Questa e’ l’ennesima reincarnazione del blog. Ogni reincarnazione corrisponde ad una fase della mia vita, e scrivo per motivi diversi.

Questa volta scrivo solo perche’ mi va, e per non perdere l’abitudine alla lingua italiana.

Vivo all’estero. Al lavoro parlo solo in inglese,peraltro inglese “internazionale”, e nella vita parlo tedesco. Con il risultato che l’italiano, piano piano, va sfumando.

Non tanto per la mescolanza di germanismi/anglismi: quelli sono fenomeni piu’ tipici della seconda generazione, tipo “ho un termino con la frisora”.Parlo del modo di pensare le cose.

Parlare tedesco ti abitua ad una tassonomica, strettissima aderenza al contesto. Cioe’ a costruire le idee partendo non tanto dal “concetto”, ma piu’ dal “contesto”. Parlare molto in inglese ti abitua all’idea di parlare costruendo di volta in volta l’espressione che abbia come effetto collaterale di dire quello che vuoi dire.

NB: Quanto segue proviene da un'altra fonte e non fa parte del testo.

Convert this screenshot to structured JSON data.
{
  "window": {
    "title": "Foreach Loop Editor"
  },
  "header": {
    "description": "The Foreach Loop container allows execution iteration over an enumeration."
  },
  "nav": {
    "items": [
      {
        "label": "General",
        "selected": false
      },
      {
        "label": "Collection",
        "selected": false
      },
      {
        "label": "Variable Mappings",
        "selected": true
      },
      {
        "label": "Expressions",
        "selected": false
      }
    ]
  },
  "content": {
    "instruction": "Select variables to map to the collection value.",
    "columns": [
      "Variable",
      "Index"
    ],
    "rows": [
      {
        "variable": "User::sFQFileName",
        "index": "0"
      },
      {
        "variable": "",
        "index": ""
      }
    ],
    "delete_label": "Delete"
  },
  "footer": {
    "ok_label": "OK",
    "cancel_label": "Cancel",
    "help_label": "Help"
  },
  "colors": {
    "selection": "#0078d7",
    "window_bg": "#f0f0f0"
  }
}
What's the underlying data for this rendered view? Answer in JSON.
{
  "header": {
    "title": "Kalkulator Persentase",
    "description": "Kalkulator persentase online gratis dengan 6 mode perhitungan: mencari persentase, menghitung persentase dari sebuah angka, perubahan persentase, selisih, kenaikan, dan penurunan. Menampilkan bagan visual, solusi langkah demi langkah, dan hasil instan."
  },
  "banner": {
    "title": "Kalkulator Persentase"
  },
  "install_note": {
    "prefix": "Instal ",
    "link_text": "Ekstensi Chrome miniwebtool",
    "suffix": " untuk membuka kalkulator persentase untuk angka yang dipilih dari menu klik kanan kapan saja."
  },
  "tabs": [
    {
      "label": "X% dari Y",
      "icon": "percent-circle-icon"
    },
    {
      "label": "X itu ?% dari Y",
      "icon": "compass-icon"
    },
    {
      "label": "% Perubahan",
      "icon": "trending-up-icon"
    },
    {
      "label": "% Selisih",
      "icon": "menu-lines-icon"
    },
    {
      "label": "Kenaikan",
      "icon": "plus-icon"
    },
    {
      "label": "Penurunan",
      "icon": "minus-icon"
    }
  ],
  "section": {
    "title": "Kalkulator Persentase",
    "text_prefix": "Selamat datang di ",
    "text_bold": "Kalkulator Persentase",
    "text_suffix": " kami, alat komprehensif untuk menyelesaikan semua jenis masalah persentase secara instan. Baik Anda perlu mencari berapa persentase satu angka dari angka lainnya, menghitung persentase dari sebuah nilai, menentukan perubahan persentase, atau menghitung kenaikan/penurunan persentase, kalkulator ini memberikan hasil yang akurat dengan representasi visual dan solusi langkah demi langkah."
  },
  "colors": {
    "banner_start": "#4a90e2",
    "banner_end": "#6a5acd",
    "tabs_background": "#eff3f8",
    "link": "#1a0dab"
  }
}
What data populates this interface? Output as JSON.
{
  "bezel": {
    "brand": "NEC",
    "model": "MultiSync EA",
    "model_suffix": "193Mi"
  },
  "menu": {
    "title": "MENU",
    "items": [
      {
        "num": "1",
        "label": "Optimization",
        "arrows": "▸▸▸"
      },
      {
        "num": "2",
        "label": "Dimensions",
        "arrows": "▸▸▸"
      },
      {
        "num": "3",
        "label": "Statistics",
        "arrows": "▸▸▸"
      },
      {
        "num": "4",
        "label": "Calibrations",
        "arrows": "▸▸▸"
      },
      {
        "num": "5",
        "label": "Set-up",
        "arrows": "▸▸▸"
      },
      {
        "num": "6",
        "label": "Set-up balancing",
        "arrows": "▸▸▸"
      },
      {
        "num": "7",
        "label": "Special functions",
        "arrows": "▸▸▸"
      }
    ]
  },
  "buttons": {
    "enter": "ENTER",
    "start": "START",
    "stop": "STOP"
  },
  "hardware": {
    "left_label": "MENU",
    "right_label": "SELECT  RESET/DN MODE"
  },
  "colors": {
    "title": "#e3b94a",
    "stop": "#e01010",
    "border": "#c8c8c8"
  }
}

In un certo senso, cambiare lingua significa cambiare modo di pensare. La sensazione e’ che il cervello si “sdoppi”, e ti ritrovi ad avere sempre piu’ vie di fronte. La via tedesca,la via inglese e la via italiana.In questo modo non cambia tanto il modo di costruire frasi o periodi, quando il modo di costruire pensieri, concetti, strutture.

Il tedesco e’ una delle lingue piu’ idiomatiche del mondo, e contemporaneamente piu’ sensibili al contesto. L’inglese e’ idiomatico, ma meno sensibile al contesto. L’italiano e’ quasi completamente logico. Chomsky avrebbe molto da dire a riguardo.

Ma il punto e’ che sento la lingua che se ne va, ma non e’ un problema di lingua: e’ un problema di “prospettiva”. Essere un expat mi ha insegnato proprio questo:

Le lingue non sono solo codici. Sono prospettive.

Per questo ho bisogno di scrivere, cioe’ di adottare periodicamente una prospettiva italiana nel descrivere qualche argomento. Non mi aspetto nulla da questo blog, e non ho altri obiettivi se non questo. Scrivere pensieri in italiano, allo scopo di mantenere una prospettiva, che altrimenti si perderebbe.

Non ci saranno comunita’ ne’ messaggi. Il problema e’ solo esercitarsi, e mantenersi allenati, nell’uso di una prospettiva. Cioe’ di una lingua.

Tutto qui.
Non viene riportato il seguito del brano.